Heureusement, la température a été clémente pour les 288 marcheurs, ce qui n'était pas le cas dans les dernières années. «La température, pour une fois, était de notre côté. On a mangé la claque dans les six dernières années. Cette année, on était très satisfait», concède Julie Gadbois, agente de développement à la division de la Mauricie de la Société canadienne du cancer.

Malgré tout, le Relais de Maskinongé n'a jamais cessé de grossir, un succès dû à l'emplacement, soutient l'agente de développement. «Avec les années de déluge, en étant en dessous de la Place Canadel, les gens sont super confortables. Ça a l'air d'un petit village et ils sont au chaud et au sec», constate-t-elle. «Marcher sous la pluie, ça ne les dérange pas, mais camper sous la pluie, c'est ce qui rentre dans le corps des participants».

Ils étaient 68 à prendre part à la marche des survivants. Plus de 1300 luminaires ont été allumés pour éclairer le parcours des marcheurs. Certaines équipes du relais sont issues d'entreprises motivées qui souhaitent s'impliquer pour la cause.

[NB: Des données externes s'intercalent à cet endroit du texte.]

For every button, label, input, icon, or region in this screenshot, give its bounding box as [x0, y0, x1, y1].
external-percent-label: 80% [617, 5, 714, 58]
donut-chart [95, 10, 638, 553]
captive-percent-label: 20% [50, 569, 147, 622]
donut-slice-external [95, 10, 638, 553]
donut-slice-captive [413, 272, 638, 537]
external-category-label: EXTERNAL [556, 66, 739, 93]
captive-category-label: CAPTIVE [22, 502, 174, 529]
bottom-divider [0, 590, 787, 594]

Julie Gadbois se réjouit de voir que deux nouvelles équipes corporatives se sont jointes au groupe pour cette édition. Souvent, c'est lorsque le cancer les touche que les gens se sentent mobilisés. «Malheureusement, ils ont beaucoup d'employés qui ont été touchés par la maladie alors ils ont décidé de former une équipe. Dans l'une d'elles, ils ont un collègue de travail qui en est décédé».

Déjà, on pense à la prochaine édition. «Il y en a déjà qui sont partis avec des fiches pour commencer à financer leur équipe pour 2017.»